03/20/2014 12:36 pm ET Updated May 20, 2014

How Do You Value an Impression?

Imagine that the local ice cream truck of your childhood is rolling down your street. His haphazardly painted truck is blasting a mélange of slightly off-tune notes to produce a variation of that classic ice cream man song (popularly remembered as the tune from 'Pop Goes the Weasel')

You run out of the house grabbing whatever change you can get your hands on in the minute or less you have to get outside before he disappears indefinitely. You hop on your streamer-and-basket upgraded bicycle and pedal furiously to catch up but alas, he has disappeared. You will not be eating ice cream today.

Now let's calculate. Should that interaction count as one impression for the ice cream man brand? How do you value that impression?

Ok, what about this alternate scenario. You run outside and while the ice cream man has still passed by, your best friend and next-door neighbor saved you one bite of her favorite frozen treat (for me it was the Pink Panther with bubble gum eyes). You retreat back with your tiny, tasty morsel in tow, as a champion, and eat it right in front of your house on the porch steps as the sun beats down on your friends play tag in the middle of the street.

Is that a different interaction between you and ice cream man brand? A different impression?

Now let's imagine it's 2014. You're still a kid, but now you're online playing your favorite web based game on your favorite kid friendly website. An interactive ad pops up for, guess who, the ice cream man who has just spent his life savings on a beautiful online interactive campaign. The great thing is that you can see the truck moving down a street in a stylish video, the street may not be yours but you can hear the all too familiar theme song too. If you never had the first experience of the physical ice cream man, it may not mean much. But if you had, it may mean a lot.

While the ways in which the ice cream man can reach consumers are endless, one thing is certain. That in order for the ice cream man to succeed, eventually the potential consumer has to perform the action of walking out their door and buying the ice cream in the street. This provides a clear hierarchy for the ways in which we, as marketers, should place a value on the ways in which we impress our message upon the consumer. The more emotionally correlated the attachment, the more valuable and potentially lasting the impression. The question of how related the emotional response is to the purchasing impetus and how closely we can align the two will also dictate how we should value this impression.

So what happens when the ice cream man starts selling online? For $1.99/day, you can now have Pink Panther pops cold delivered to your doorstep (or even a rotation of select popsicles and ice creams hand curated by the ice cream man himself). Which method of impression then becomes most valuable?

The answer is a mixture. If you can combine that experience of having chased down the truck and the constant reminders and interaction of online impressions you can create a relevant engagement or a referenced impression. A heightened experience with a brand that may or may not be replicable but can always be remind-able.
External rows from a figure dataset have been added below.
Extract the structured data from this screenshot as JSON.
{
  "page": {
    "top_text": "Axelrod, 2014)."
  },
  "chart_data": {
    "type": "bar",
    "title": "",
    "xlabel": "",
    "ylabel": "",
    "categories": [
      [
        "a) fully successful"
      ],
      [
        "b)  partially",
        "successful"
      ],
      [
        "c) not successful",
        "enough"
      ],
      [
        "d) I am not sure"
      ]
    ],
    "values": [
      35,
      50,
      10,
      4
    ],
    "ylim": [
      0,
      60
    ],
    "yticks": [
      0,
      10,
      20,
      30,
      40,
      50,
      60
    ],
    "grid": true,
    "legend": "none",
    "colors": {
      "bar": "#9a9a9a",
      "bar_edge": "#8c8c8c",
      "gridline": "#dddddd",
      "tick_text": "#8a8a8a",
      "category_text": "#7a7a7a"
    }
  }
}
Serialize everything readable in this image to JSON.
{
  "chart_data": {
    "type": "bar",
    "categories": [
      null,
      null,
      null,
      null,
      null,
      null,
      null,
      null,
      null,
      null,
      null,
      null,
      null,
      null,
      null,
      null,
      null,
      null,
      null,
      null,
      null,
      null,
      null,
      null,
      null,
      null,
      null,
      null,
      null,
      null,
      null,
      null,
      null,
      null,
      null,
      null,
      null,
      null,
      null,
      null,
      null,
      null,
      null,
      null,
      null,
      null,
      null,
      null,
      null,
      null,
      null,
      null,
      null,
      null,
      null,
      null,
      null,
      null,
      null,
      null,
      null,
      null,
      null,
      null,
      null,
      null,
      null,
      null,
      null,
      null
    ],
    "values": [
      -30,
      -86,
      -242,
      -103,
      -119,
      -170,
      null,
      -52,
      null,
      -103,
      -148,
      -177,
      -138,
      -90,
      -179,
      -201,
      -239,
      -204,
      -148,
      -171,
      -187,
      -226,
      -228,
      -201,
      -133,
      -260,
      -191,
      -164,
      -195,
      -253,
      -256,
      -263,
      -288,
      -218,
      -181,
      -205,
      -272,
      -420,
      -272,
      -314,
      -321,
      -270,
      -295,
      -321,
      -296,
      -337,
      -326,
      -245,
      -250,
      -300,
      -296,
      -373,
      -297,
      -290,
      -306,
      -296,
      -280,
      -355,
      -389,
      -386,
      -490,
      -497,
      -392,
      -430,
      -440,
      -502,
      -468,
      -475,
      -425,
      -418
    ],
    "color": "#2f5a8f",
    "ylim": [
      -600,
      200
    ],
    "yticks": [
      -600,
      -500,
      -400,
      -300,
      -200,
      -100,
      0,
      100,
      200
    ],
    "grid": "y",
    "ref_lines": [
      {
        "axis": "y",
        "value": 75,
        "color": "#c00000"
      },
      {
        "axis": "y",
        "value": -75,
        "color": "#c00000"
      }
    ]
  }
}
This heightened experience can only be achieved with a blend of sensory marketing; a mixture of engagement across multiple senses. Yes, those five senses: sight, smell, taste, touch and hearing.

If you look up the classic definition of impression, you'll find this: 1. An effect, feeling, or image retained as a consequence of experience. An impression is subjective, it is a human experience. And as humans, we can experience in five ways. As marketers, we often get so caught up in our P&L's, user acquisition robots, and bragging about how many people 'like' our brand that it's easy to forget how people are even impressed upon in the first place and why that's important at all. So hammering people with visuals might be one way to pump up your visual impression count but might lack some much needed cross-sensory relevancy.

So what about the other three senses? Taste, smell and touch. Well, these senses can only be, at time of writing in 2014, experienced IN PERSON. So then, how do you create the full ice cream man brand experience in 2014? You have to diversify your impressions across all multiple senses in the order that makes sense for your brand. It is likely that people might not need to taste or smell anything in order to buy pants from Bonobos -- but what if Bonobos treated their top markets to a banana smoothie and a sit-on-the-lap photo with a live chimp? Might that deepen the connection to the brand the next time a retargeted ad shows up in your consumer's browser with a little reminder of the experience? Absolutely.

The TL;DR version of the above is, as follows. In order to engage humans, we must engage in multiple senses. Stay the course on your existing media plan and keep up the online social engagement and conversation -- but give people something more of your brand, something more human. It's nice to communicate digitally in an age where that has become exclusively possible but we have to continue to touch one another in the ways we are wired to appreciate. Come outside to touch your consumers... hurry, before the ice cream melts.